The most recent scenarios, a serie of ways I could find my grandmother, unalived when I come home.

Scene 1. She slipped in the bathtub, I find a blood bath.

Scene 2. Peacefully in bed, next to me.

Scene 3. In the haze of the heat and sleep, I hear an enormous explosion sound. Half asleep I think: this is it. This is my last thought. I never have thought of an atomic bomb to kill me, and her. But here we are.

Scene 4. She gets beat up in the streets.

Scene 5. She fell in her apartment. The emergency can’t get in because the door is closed. We find out it’s been days.

Scene 6. Etc.

Holding back tears, 2025

Maybe the problem is, I want to tell these bloody stories along the sides of a gorgeous waterfall.

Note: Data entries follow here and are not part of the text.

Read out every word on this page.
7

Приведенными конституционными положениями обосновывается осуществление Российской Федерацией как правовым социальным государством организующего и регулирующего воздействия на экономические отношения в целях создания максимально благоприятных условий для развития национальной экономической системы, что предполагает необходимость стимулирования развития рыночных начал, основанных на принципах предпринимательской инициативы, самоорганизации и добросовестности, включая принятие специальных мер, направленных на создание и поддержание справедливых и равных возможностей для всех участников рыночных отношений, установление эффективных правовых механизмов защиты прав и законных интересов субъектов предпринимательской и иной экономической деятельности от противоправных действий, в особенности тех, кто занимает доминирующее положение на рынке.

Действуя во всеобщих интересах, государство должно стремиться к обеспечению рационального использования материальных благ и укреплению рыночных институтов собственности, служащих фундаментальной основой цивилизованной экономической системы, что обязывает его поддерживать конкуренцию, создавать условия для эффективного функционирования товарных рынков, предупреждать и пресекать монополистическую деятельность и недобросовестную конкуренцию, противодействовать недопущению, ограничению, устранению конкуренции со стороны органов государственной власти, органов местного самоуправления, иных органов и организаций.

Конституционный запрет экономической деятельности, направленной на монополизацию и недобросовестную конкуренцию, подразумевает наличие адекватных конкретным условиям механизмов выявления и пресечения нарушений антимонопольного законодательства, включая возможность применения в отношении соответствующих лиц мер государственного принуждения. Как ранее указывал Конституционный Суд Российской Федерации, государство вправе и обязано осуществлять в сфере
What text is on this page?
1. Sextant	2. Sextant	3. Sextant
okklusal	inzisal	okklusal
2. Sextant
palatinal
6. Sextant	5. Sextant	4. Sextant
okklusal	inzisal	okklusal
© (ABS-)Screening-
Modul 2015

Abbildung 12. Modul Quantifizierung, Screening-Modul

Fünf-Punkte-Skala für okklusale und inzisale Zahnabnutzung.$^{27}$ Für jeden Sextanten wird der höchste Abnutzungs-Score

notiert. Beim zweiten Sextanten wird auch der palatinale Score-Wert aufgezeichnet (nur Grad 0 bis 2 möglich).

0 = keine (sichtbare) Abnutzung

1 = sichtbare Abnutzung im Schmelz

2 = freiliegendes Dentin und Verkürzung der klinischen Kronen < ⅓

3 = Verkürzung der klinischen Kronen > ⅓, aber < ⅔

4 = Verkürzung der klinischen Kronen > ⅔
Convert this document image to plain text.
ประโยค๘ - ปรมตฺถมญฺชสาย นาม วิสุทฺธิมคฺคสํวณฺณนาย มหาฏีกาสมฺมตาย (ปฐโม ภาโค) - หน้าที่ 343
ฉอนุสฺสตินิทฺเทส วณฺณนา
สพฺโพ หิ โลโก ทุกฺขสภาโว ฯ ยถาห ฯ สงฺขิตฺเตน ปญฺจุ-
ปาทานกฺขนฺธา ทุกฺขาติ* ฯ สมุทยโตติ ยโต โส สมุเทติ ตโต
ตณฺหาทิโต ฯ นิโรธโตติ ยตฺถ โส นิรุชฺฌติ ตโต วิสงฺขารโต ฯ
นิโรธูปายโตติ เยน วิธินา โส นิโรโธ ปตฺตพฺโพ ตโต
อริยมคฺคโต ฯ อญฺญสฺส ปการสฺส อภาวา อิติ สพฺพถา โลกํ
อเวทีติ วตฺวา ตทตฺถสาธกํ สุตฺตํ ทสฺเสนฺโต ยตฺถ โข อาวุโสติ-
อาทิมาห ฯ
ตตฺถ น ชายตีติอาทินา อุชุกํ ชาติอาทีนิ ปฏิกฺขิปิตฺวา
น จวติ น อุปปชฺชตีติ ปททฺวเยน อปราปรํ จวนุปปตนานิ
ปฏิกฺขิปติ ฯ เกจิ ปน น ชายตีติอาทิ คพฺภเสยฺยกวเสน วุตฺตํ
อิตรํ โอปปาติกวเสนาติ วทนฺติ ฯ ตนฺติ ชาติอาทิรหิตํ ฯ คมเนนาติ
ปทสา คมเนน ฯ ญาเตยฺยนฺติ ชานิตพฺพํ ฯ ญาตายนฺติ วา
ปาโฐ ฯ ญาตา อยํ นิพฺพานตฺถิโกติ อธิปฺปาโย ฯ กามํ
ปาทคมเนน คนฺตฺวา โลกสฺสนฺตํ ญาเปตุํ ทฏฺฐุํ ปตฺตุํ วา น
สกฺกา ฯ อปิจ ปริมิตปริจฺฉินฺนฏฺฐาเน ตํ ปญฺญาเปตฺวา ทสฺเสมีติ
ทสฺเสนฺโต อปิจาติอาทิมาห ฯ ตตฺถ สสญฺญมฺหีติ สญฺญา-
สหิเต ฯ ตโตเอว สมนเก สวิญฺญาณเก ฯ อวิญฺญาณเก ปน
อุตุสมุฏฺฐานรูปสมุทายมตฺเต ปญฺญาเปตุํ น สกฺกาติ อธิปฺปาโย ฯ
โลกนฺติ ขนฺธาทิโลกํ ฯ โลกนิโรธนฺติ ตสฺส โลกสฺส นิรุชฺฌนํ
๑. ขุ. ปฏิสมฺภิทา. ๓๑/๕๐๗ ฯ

See the drops of the water crystalize into tears of a child who is being taken away, in silence, to not disturb the party, to her other parent. She knows they are about to divorce. She holds back her tears to not make the situation worse. A first heartbreak.

Family Dream, 2024

Or, the story of a gay couple discussing their future kitchen. How will they decorate it? What colours will the walls be? But then their conversation shifts back to this difficult topic. How difficult it has been to adopt a child. The papers are still not all valid. Now the coffee is getting cold. They love each other so deeply. The world makes it harder for them but they still do — love each other so much.




On my way back from grocery shopping, I had 3 seconds to find something to listen too before jumping on my bike.

Supporting my recent obsession with analogue photography,
I stumble upon the dutch speaking podcast « De Donkere Kamer » by Kaat Celis.

This episode was her interviewing Dutch photographer & story maker Anaïs Lopez.

She uses many mediums, mostly inage based but also performance, and decided to call herself “a story teller” rather than a photographer.

Documentation of her book, The Migrant

It made me question, in what ways I can tell stories. Probably poeple tell stories with one still image, or even with one line.
I think I do it to, but somehow I don’t really believe myself. I have a weird relationship with my art.

But think I mostly have to shed the layers that withhold me from telling these stories in words, because I have a problem with words, and I want to solve it.

The thing is, nowadays, in order to tell your story with just an images, you would need to have a few words with it first.

To, “introduce” it. Ease the people’s mind into it… Or to ask for money to make it.

I am a bit annoyed by that, but I think this is simply how the world works here.

See you on the other side, 2025

Listening to the podcast, I realised the stories I have to tell are mostly family related. About youth, ancestors, fatherhood.

Lopez in her interview says something in the line of “What stories remain from your grand grand grand parents? »

Excerpt sketchbook December 2023
Maybe I am already writing stories, but they are just very short?

In a way, what stories remain, who captures them along the line of the family?


Also, they mention a quote:

Those who tell stories rule society
— Plato

I don’t know what to think about that. What do you think about it?

It reminded me of my early art school years. We had a course, I don’t remember it well - I remember the teacher, Charif. He made us think of a story and write it down. Any story. Just a story, with a beginning, a middle, an end.

I couldn’t think of anything in that shape. When it was my turn to present my sheet of paper to him, and I stumbled upon my words, he got angry.

We then had to turn the story into an artwork of any kind.

My piece was terrible. It was about my father suffering of cancer, or dying, I don’t remember. But the art was bad.

I felt incapable of telling “a story”.


Cheek, Shanghai 2024

But I think I do, and I might not realise it, because maybe when I look at my art, I don’t make up more stories around it, or I don’t fabricate too many words around it.


But there is one story I started to document:my grandparents life.

Now I think I am the person in the family line that has the duty to collect their stories.

Yaying holding Maïly

I think writing my blog is the start of letting go of my fear to write. It took me 5 years to convince myself to openly post what I write, be confident enough to believe what I have to say is interesting enough. I still don’t think it is, but I want to tell myself a story, and pretend it is.